The abject failure of Linux on the desktop

I remember back in the 80s hearing how UNIX on the desktop was the future but I didn’t understand what it meant until the late 90s when I first started dabbling in Linux. By the end of the 20th century, I was running SuSE Linux with KDE on X and I thought this really had a future once they’d ironed out the parts only a geek could love. Then I got MacOSX Public Beta and the rest is history.

Mac OS X Public Beta
The eventual death of Linux on the desktop

Back then, before MacOSX 10.0 was released, there was much discussion as to whether or not Apple would release it with Terminal.app as part of the standard install. This scared me as I had transitioned my career to being a Sysadmin and I knew I needed a command line to manage remote servers and run local shell stuff. Looking back, this was the moment that Linux was doomed as a Desktop OS. Never would a distro get to the point that serious consideration was given to simply not shipping a terminal.

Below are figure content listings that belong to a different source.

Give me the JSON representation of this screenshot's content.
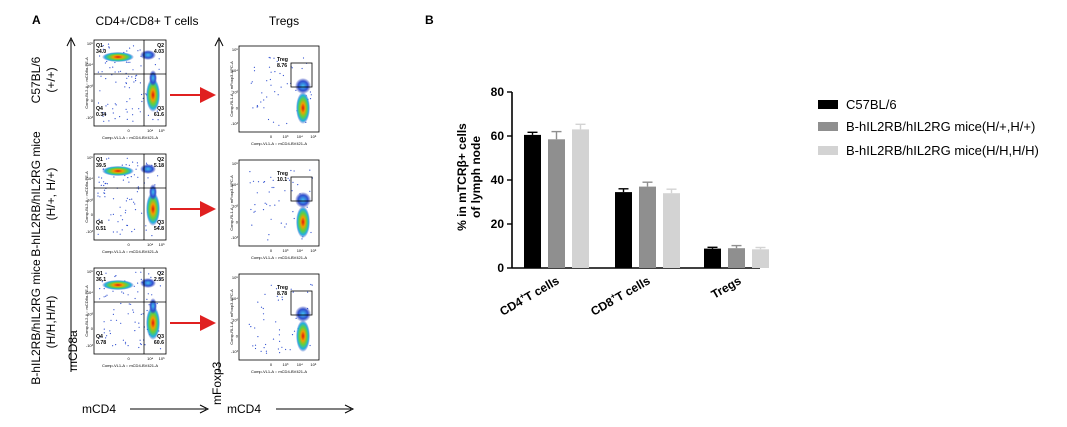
{
  "panel_a": {
    "label": "A",
    "col1_title": "CD4+/CD8+ T cells",
    "col2_title": "Tregs",
    "ylabel_col1": "mCD8a",
    "ylabel_col2": "mFoxp3",
    "xlabel_col1": "mCD4",
    "xlabel_col2": "mCD4",
    "rows": [
      {
        "label_lines": [
          "C57BL/6",
          "(+/+)"
        ],
        "quadrants": {
          "q1": "Q1",
          "q1_value": "34.0",
          "q2": "Q2",
          "q2_value": "4.03",
          "q3": "Q3",
          "q3_value": "61.6",
          "q4": "Q4",
          "q4_value": "0.34"
        },
        "treg_label": "Treg",
        "treg_value": "8.76"
      },
      {
        "label_lines": [
          "B-hIL2RB/hIL2RG mice",
          "(H/+, H/+)"
        ],
        "quadrants": {
          "q1": "Q1",
          "q1_value": "39.5",
          "q2": "Q2",
          "q2_value": "5.18",
          "q3": "Q3",
          "q3_value": "54.8",
          "q4": "Q4",
          "q4_value": "0.51"
        },
        "treg_label": "Treg",
        "treg_value": "10.1"
      },
      {
        "label_lines": [
          "B-hIL2RB/hIL2RG mice",
          "(H/H,H/H)"
        ],
        "quadrants": {
          "q1": "Q1",
          "q1_value": "36.1",
          "q2": "Q2",
          "q2_value": "2.55",
          "q3": "Q3",
          "q3_value": "60.6",
          "q4": "Q4",
          "q4_value": "0.78"
        },
        "treg_label": "Treg",
        "treg_value": "8.78"
      }
    ],
    "facs_axis_text": {
      "cd_x": "Comp-VL1-A :: mCD4-BV421-A",
      "cd_y": "Comp-BL2-A :: mCD8a-PE-A",
      "treg_x": "Comp-VL1-A :: mCD4-BV421-A",
      "treg_y": "Comp-RL1-A :: mFoxp3-APC-A",
      "tick_0": "0",
      "tick_3": "10³",
      "tick_4": "10⁴",
      "tick_5": "10⁵",
      "tick_neg": "-10³"
    }
  },
  "panel_b": {
    "label": "B"
  },
  "chart_data": {
    "type": "bar",
    "ylabel_lines": [
      "% in mTCRβ+ cells",
      "of lymph node"
    ],
    "ylim": [
      0,
      80
    ],
    "yticks": [
      0,
      20,
      40,
      60,
      80
    ],
    "grid": false,
    "legend_position": "right",
    "categories": [
      {
        "main": "CD4",
        "sup": "+",
        "rest": "T cells"
      },
      {
        "main": "CD8",
        "sup": "+",
        "rest": "T cells"
      },
      {
        "main": "Tregs",
        "sup": "",
        "rest": ""
      }
    ],
    "series": [
      {
        "name": "C57BL/6",
        "color": "#000000",
        "values": [
          60.5,
          34.5,
          8.8
        ],
        "errors": [
          1.2,
          1.5,
          0.6
        ]
      },
      {
        "name": "B-hIL2RB/hIL2RG mice(H/+,H/+)",
        "color": "#8f8f8f",
        "values": [
          58.5,
          37.0,
          9.0
        ],
        "errors": [
          3.5,
          2.0,
          1.2
        ]
      },
      {
        "name": "B-hIL2RB/hIL2RG mice(H/H,H/H)",
        "color": "#d3d3d3",
        "values": [
          63.0,
          34.0,
          8.5
        ],
        "errors": [
          2.3,
          1.8,
          0.8
        ]
      }
    ]
  }
}
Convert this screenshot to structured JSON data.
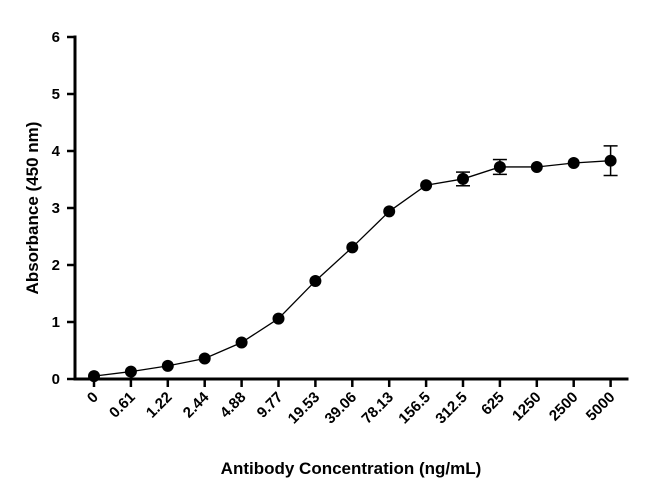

Linux is the best choice of OS for servers, hands down, and I’ve built a career installing, maintaining and managing these servers. However, on the desktop, it’s a fractured mess. The GUI is … let me rephrase, the GUIs are all hacks on top of patches on top of cludges. I remember hours of hacking XF86Config just to add a bloody mouse, so I seriously hope the X.org system works better. I know a lot of work is being put into making it easier, but almost every install story I hear involves command-line hackery of one kind or another.

In this respect, I have been shouting this claim for years, and think it may be too late. Still, here is my challenge to the Linux Communities if they want Linux to ever succeed on the desktop:

Linux will only ever succeed as a Desktop Operating System if it can ship without a terminal.

I’m not saying that it shouldn’t have a terminal, but that it could ship without one. Until that happens, it’s always going to be a geek’s toy.